Estratégia: diante de um soneto camoniano, identifique o tema central, os pares de ideias opostas, as mudanças de raciocínio entre quartetos e tercetos e a conclusão desenvolvida nos últimos versos.

Resumo do Classicismo em Portugal

  • O Classicismo português desenvolveu-se convencionalmente entre 1527 e 1580.
  • Seu início é associado ao retorno de Sá de Miranda da Itália.
  • Seu encerramento didático está relacionado à morte de Camões.
  • O movimento foi influenciado pelo Renascimento e pela cultura greco-romana.
  • Suas características incluem racionalismo, equilíbrio, universalismo e antropocentrismo.
  • A medida velha utiliza principalmente redondilhas de cinco ou sete sílabas métricas.
  • A medida nova utiliza principalmente versos decassílabos.
  • Sá de Miranda contribuiu para introduzir as formas renascentistas em Portugal.
  • Camões foi o principal autor do Classicismo português.
  • A lírica camoniana aborda amor, mudança, tempo e desconcerto do mundo.
  • Os Lusíadas foi publicado em 1572.
  • A epopeia possui dez cantos e 1.102 estrofes em oitava-rima.
  • A viagem de Vasco da Gama funciona como eixo narrativo da obra.
  • Os Lusíadas celebra os feitos portugueses, mas também apresenta críticas à ambição, à cobiça e à guerra.

Perguntas frequentes sobre o Classicismo em Portugal

O que foi o Classicismo em Portugal?

Foi um movimento literário relacionado ao Renascimento e à retomada dos modelos da Antiguidade greco-romana. Valorizou a razão, o equilíbrio, a harmonia e a regularidade das formas.

Quando ocorreu o Classicismo português?

O período é tradicionalmente situado entre 1527, retorno de Sá de Miranda da Itália, e 1580, ano da morte de Camões.

Quais são as principais características do Classicismo?

Entre as principais características estão racionalismo, equilíbrio, antropocentrismo, universalismo, imitação dos autores greco-latinos, presença da mitologia e valorização de formas poéticas regulares.

Quem iniciou o Classicismo em Portugal?

Francisco de Sá de Miranda é considerado o introdutor das formas literárias renascentistas em Portugal após retornar da Itália, em 1527.

Quem foi o principal autor do Classicismo português?

Luís de Camões foi o principal autor do movimento.
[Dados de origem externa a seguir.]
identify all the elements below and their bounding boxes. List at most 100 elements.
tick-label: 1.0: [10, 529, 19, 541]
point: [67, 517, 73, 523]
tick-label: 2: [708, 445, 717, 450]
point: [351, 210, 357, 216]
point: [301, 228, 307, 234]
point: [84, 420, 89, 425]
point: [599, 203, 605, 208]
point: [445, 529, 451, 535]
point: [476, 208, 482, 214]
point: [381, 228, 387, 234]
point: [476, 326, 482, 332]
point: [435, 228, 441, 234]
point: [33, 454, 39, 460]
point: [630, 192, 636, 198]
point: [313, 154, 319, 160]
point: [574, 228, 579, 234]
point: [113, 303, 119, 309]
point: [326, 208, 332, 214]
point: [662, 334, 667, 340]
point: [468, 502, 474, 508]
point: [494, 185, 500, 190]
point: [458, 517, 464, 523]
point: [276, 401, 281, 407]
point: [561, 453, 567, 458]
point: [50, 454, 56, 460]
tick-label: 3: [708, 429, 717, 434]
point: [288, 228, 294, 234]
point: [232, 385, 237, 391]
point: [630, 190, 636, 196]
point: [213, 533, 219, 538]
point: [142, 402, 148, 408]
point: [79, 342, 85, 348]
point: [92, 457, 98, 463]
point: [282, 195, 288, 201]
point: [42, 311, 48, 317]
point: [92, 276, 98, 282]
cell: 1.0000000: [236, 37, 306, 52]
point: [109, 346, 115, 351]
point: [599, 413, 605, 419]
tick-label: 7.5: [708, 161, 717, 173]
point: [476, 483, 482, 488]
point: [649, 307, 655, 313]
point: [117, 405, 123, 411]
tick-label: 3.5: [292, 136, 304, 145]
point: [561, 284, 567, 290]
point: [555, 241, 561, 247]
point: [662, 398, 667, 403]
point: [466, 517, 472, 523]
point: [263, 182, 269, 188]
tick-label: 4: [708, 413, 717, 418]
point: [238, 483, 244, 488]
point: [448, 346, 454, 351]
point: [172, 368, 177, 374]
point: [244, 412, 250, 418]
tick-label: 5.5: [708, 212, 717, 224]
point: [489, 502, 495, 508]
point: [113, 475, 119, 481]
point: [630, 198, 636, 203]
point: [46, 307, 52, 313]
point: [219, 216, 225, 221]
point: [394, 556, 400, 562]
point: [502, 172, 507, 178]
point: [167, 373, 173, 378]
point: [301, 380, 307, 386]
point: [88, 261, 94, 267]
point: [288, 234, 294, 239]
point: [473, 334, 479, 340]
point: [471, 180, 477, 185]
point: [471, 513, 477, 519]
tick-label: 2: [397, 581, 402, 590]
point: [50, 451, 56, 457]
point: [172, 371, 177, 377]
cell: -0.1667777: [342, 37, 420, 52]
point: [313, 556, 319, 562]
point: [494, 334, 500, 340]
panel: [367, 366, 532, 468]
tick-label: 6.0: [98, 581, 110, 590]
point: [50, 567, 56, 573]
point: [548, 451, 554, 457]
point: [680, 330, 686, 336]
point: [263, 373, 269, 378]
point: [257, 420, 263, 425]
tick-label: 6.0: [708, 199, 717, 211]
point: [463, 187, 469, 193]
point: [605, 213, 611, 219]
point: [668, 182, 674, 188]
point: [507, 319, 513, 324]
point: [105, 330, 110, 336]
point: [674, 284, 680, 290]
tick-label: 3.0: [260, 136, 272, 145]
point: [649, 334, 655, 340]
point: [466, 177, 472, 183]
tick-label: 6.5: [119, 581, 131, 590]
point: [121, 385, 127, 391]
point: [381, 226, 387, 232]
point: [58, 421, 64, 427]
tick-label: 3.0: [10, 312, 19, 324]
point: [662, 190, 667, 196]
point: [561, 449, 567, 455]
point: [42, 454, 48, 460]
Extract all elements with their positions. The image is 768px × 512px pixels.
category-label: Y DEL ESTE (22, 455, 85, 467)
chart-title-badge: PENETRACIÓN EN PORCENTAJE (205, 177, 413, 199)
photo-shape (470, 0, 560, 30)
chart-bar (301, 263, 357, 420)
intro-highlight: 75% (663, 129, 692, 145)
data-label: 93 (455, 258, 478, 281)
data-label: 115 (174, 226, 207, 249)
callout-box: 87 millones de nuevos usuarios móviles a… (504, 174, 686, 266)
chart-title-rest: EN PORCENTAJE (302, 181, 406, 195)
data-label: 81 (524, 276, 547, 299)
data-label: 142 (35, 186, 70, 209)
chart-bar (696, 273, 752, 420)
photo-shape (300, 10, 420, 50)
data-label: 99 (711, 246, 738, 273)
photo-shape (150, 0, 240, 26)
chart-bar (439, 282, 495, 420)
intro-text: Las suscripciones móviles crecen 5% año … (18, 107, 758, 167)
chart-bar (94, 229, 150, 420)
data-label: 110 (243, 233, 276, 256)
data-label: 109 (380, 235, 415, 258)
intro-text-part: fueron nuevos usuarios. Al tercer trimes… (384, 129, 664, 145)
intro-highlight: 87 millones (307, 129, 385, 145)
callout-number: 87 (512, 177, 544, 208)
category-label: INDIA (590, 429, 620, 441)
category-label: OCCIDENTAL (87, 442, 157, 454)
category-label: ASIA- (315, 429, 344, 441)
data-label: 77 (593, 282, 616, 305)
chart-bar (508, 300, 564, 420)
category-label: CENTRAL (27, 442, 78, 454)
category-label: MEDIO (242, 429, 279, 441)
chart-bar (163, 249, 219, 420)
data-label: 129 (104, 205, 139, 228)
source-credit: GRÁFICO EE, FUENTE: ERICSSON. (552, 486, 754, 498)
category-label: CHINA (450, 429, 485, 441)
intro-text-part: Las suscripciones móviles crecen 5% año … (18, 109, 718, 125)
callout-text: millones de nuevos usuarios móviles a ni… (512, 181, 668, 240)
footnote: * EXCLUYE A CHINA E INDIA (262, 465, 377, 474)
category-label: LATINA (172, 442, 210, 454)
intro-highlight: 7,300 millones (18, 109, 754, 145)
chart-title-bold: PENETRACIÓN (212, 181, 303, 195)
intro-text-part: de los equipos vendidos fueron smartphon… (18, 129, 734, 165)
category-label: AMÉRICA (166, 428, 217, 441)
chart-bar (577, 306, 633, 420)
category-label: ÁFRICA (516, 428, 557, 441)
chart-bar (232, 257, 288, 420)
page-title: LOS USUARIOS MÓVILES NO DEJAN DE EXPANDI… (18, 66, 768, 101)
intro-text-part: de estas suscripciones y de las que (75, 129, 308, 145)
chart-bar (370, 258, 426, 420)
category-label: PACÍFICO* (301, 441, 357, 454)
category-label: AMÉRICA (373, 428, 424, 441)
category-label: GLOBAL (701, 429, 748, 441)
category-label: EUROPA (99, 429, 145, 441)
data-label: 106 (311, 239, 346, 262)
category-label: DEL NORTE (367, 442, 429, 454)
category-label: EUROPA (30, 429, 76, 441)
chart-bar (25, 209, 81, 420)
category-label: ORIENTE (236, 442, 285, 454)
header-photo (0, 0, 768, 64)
Destacou-se na poesia lírica e na poesia épica, especialmente com Os Lusíadas.

Qual é a diferença entre medida velha e medida nova?

A medida velha utiliza principalmente redondilhas de cinco ou sete sílabas métricas. A medida nova, influenciada pelo Renascimento italiano, emprega sobretudo versos decassílabos e formas como o soneto.

Quais são os principais temas da lírica de Camões?

A lírica camoniana aborda o amor, o conflito entre razão e desejo, a passagem do tempo, a mudança, a saudade, a instabilidade da vida e o desconcerto do mundo.

Sobre o que fala Os Lusíadas?

A obra narra a viagem de Vasco da Gama à Índia e recupera diferentes episódios da história de Portugal. Ao mesmo tempo, celebra e problematiza os feitos relacionados à expansão marítima portuguesa.

Quem é o herói de Os Lusíadas?

Vasco da Gama conduz a ação principal, mas o herói épico da obra é entendido de maneira coletiva: o povo português e seus feitos históricos.

Quantos cantos possui Os Lusíadas?

Os Lusíadas possui dez cantos e 1.102 estrofes. As estrofes têm oito versos decassílabos e seguem o esquema de rimas ABABABCC.